Trop tôt de Jo Witek. Talents hauts, 92 pages. 7,00 euros. A partir de 14 ans.
Une pépite jeunesse, une vraie de vraie, que je partage cette semaine encore avec Noukette.
Beaucoup de passages marquants dans ce texte …
A propos de la réaction de la mère :
« Ça ne s’est pas passé comme dans les films avec des dialogues déchirants, des pleurs et des embrasements lyriques. Maman était trop bouleversée pour me consoler. Trop chamboulée pour me témoigner de l‘empathie. La nouvelle l’a complètement vidée de ses forces et c’est d’abord la colère qui s’est imposée. »

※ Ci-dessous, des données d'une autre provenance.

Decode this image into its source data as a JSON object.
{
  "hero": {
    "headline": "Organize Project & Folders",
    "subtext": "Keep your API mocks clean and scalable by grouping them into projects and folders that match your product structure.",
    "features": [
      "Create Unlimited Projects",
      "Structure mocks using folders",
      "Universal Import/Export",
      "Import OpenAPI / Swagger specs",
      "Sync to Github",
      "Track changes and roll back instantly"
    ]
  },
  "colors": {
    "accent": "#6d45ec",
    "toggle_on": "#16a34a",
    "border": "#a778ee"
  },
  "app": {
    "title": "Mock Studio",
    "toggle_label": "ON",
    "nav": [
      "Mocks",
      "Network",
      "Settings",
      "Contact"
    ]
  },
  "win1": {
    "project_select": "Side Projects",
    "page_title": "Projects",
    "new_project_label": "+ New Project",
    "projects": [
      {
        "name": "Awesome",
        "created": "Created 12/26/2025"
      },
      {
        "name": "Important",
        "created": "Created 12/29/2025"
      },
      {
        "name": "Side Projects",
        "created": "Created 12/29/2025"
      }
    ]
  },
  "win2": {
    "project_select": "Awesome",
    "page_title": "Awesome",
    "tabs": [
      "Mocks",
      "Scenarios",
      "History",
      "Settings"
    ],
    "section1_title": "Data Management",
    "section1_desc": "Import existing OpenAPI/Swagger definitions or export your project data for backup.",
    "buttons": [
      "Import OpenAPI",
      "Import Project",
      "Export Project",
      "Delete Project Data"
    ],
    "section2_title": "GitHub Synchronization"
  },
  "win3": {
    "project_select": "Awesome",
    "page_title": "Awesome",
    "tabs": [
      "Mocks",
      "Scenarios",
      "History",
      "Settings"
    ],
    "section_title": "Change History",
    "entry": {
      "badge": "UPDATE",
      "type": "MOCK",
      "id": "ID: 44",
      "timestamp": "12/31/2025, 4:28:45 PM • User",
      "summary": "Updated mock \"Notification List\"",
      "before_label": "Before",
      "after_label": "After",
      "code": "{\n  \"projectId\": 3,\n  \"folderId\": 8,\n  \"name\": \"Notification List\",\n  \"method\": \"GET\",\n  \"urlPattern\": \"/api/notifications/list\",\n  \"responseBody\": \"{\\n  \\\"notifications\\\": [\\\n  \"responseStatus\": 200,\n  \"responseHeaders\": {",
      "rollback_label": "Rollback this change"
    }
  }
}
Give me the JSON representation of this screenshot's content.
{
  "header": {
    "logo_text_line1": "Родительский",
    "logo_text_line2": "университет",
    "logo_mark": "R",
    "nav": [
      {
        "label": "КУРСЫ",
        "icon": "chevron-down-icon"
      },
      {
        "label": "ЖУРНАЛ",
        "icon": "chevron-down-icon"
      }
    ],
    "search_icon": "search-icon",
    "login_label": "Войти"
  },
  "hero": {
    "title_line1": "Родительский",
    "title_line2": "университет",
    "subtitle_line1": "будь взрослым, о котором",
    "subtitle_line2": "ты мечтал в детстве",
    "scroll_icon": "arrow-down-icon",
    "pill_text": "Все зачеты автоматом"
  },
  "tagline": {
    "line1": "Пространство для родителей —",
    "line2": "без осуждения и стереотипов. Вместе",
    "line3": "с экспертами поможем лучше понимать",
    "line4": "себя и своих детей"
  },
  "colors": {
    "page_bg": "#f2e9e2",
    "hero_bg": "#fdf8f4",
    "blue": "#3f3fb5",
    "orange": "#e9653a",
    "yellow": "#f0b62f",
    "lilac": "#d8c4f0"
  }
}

A propos de la nuit où tout à basculé :
« Face à la mer, j’ai compris que cette nuit d’amour volée à mes vacances en famille était mon premier choix d’adulte. Qu’il fallait assumer. Que c’était ça grandir. S’embarquer et essuyer des tempêtes. »
A propos du désir :
« Moi, je ne veux pas qu’on me pardonne. Je veux qu’on accepte. Je veux qu’on dise l’amour fait perdre la tête et les cours d’éducation sexuelle devraient être accompagnés d’autre chose que d’un kit de prévention des risques. Capote-pilule-MST. Tu parles d’un triptyque ! C’est comme ça qu’on nous parle de la première fois. Rien sur les frissons, les émotions, rien sur la force des désirs. C’est comme si un marin se préparait au tour du monde sans tenir compte de la puissance du vent. Moi, jai glissé dans une tornade et personne ne m’avait prévenue d’un tel cataclysme. »
[…]
« Pourquoi tu ne m’as pas prévenue, maman ? Le désir fou, ça existe. Mais peut-être qu’on ne peut pas dire l’amour, le frisson, la passion. Peut-être que l’amour ne peut que s’éprouver. Que les mots ne suffisent pas. Partenaire, orgasme, contraception, fécondation. Les mots pour dire la sexualité sont si laids. C’est sans doute pour cela qu’ils provoquent tant de malentendus. »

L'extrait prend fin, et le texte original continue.